Jeffrey A. Ludrof, president and CEO of the Erie Insurance Group in Erie, Pa., offered a similar view, saying the industry has a responsibility to help consumers learn from experiences such as 2005's hurricanes so that they can better understand and mitigate their exposures.

But Paula Rosput Reynolds, president and CEO of Seattle-based Safeco Corp., questioned the extent to which company CEOs could take the lead in that effort.

"It's not manifest to me that CEOs, per se, are deeply influential in terms of some of these matters," she said.

While the industry executives felt strongly about the ability of the private market to respond to natural catastrophes, they also emphasized the need for the federal government to maintain a role in addressing terrorism risk.

"I have a very strong belief that hurricanes are priceable and can be properly mitigated and monitored as opposed to something I believe cannot be, such as terrorism," said Swiss Re's Mr. Ozendo.

"Simply put, from a terrorism standpoint, you have finite capital responding to an infinite risk," Mr.
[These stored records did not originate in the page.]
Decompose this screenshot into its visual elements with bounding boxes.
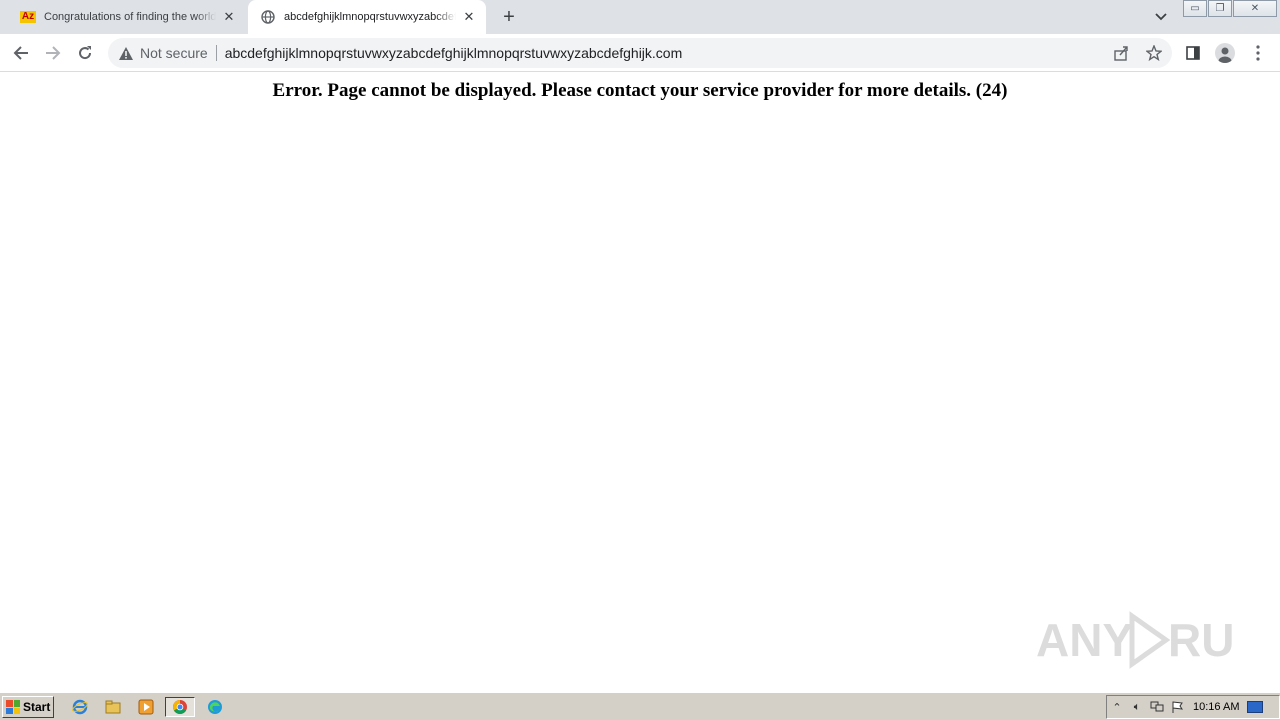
- network-icon[interactable]: [1147, 698, 1167, 716]
- profile-button[interactable]: [1212, 40, 1238, 66]
- tab-search-button[interactable]: [1150, 6, 1172, 28]
- tab-current[interactable]: abcdefghijklmnopqrstuvwxyzabcdefghijk ✕: [248, 0, 486, 34]
- tab-congratulations[interactable]: Az Congratulations of finding the world'…: [8, 0, 246, 34]
- edge-icon[interactable]: [204, 697, 226, 717]
- svg-text:ANY: ANY: [1036, 614, 1133, 666]
- close-tab-icon[interactable]: ✕: [460, 8, 478, 26]
- new-tab-button[interactable]: +: [498, 6, 520, 28]
- globe-icon: [260, 9, 276, 25]
- kebab-menu-icon: [1256, 45, 1260, 61]
- anyrun-watermark-logo: ANY RUN: [1036, 608, 1236, 672]
- restore-button[interactable]: ❐: [1208, 0, 1232, 17]
- menu-button[interactable]: [1245, 40, 1271, 66]
- back-button[interactable]: [8, 40, 34, 66]
- share-icon[interactable]: [1112, 44, 1130, 62]
- arrow-left-icon: [13, 46, 28, 60]
- start-button[interactable]: Start: [2, 696, 54, 718]
- reload-button[interactable]: [72, 40, 98, 66]
- close-tab-icon[interactable]: ✕: [220, 8, 238, 26]
- clock[interactable]: 10:16 AM: [1193, 701, 1239, 713]
- browser-toolbar: Not secure abcdefghijklmnopqrstuvwxyzabc…: [0, 34, 1280, 72]
- system-tray: ⌃ 🔈︎ 10:16 AM: [1106, 695, 1280, 719]
- file-explorer-icon[interactable]: [102, 697, 124, 717]
- minimize-button[interactable]: ▭: [1183, 0, 1207, 17]
- chrome-icon[interactable]: [165, 697, 195, 717]
- media-player-icon[interactable]: [135, 697, 157, 717]
- error-message: Error. Page cannot be displayed. Please …: [272, 80, 1008, 101]
- chevron-down-icon: [1155, 13, 1167, 21]
- start-label: Start: [23, 700, 51, 714]
- az-icon: Az: [20, 11, 36, 23]
- close-window-button[interactable]: ✕: [1233, 0, 1277, 17]
- page-content: Error. Page cannot be displayed. Please …: [0, 72, 1280, 692]
- avatar-icon: [1215, 43, 1235, 63]
- bookmark-star-icon[interactable]: [1145, 44, 1163, 62]
- arrow-right-icon: [46, 46, 61, 60]
- window-controls: ▭ ❐ ✕: [1182, 0, 1277, 18]
- url-text[interactable]: abcdefghijklmnopqrstuvwxyzabcdefghijklmn…: [225, 45, 683, 61]
- tab-strip: Az Congratulations of finding the world'…: [0, 0, 1280, 34]
- address-bar[interactable]: Not secure abcdefghijklmnopqrstuvwxyzabc…: [108, 38, 1172, 68]
- side-panel-button[interactable]: [1180, 40, 1206, 66]
- divider: [215, 45, 217, 61]
- security-label[interactable]: Not secure: [140, 45, 208, 61]
- warning-icon[interactable]: [118, 45, 134, 61]
- show-desktop-icon[interactable]: [1247, 701, 1264, 713]
- tab-title: abcdefghijklmnopqrstuvwxyzabcdefghijk: [284, 11, 456, 23]
- side-panel-icon: [1186, 46, 1200, 60]
- internet-explorer-icon[interactable]: [69, 697, 91, 717]
- show-hidden-icons-icon[interactable]: ⌃: [1107, 698, 1127, 716]
- action-center-flag-icon[interactable]: [1167, 698, 1187, 716]
- forward-button[interactable]: [40, 40, 66, 66]
- windows-logo-icon: [6, 700, 20, 714]
- svg-text:RUN: RUN: [1168, 614, 1236, 666]
- reload-icon: [79, 46, 92, 60]
- volume-icon[interactable]: 🔈︎: [1127, 698, 1147, 716]
- tab-title: Congratulations of finding the world's: [44, 11, 216, 23]
- taskbar: Start ⌃ 🔈︎ 10:16 AM: [0, 692, 1280, 720]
Sullivan said, so there has to be some sort of federal backstop.

Looking at various other challenges facing their companies, Brian M. Storms, chairman and CEO of Marsh Inc. in New York said that from a broker's perspective, "Our challenges are really focused around our clients, more than ever."

His company is focused on the value chain between the insurer and the buyer and how the broker provides value to the transaction, he said, adding that these days, Marsh brokers often aren't talking to the risk manger, but instead to "the C suite," and the company needs to reposition itself to address that change.

On the subject of those buyers' focus, Mr. Storms said he thinks they aren't solely concerned about price. "I would have to say that while rate is a factor, that's not really the issue," he said, adding that commercial buyers are more interested in the insurer's financial strength and the company's claims paying ability and speed of paying claims.

Adding fiscal muscle

James J. Schiro, CEO of Switzerland-based Zurich Financial Services, said that despite last year's performance, insurers still have considerable work to do in strengthening the industry's financial position.

He noted that insurers are competing for capital with other industries that have a higher return on equity, so despite the industry's strong performance in 2006, strengthening the industry's returns must remain a priority. "We need to maintain discipline, Mr. Schiro said, adding that the industry also needs to better know its customers and improve distribution.

Mr. Ozendo stressed that reinsurers haven't enjoyed the same results as insurers. Reinsurers, he said, have to get better at "volatility management." In addition, "The industry's also challenged with cost management issues," he said, "Our challenge is to be more cost-effective and be able to pass that on to customers."

On the personal lines front, Mr. Mullaney said he's concerned about attempts to "commodify the business."

Ms. Reynolds, meanwhile, said she thinks the industry needs to learn how to communicate with consumers. "We live in a world of consumer empowerment," she said, yet the industry does not know the language consumers expect to have spoken to them.

Marc Racicot, president of the Washington-based American Insurance Assn., moderated the View from the Inside Looking Out panel.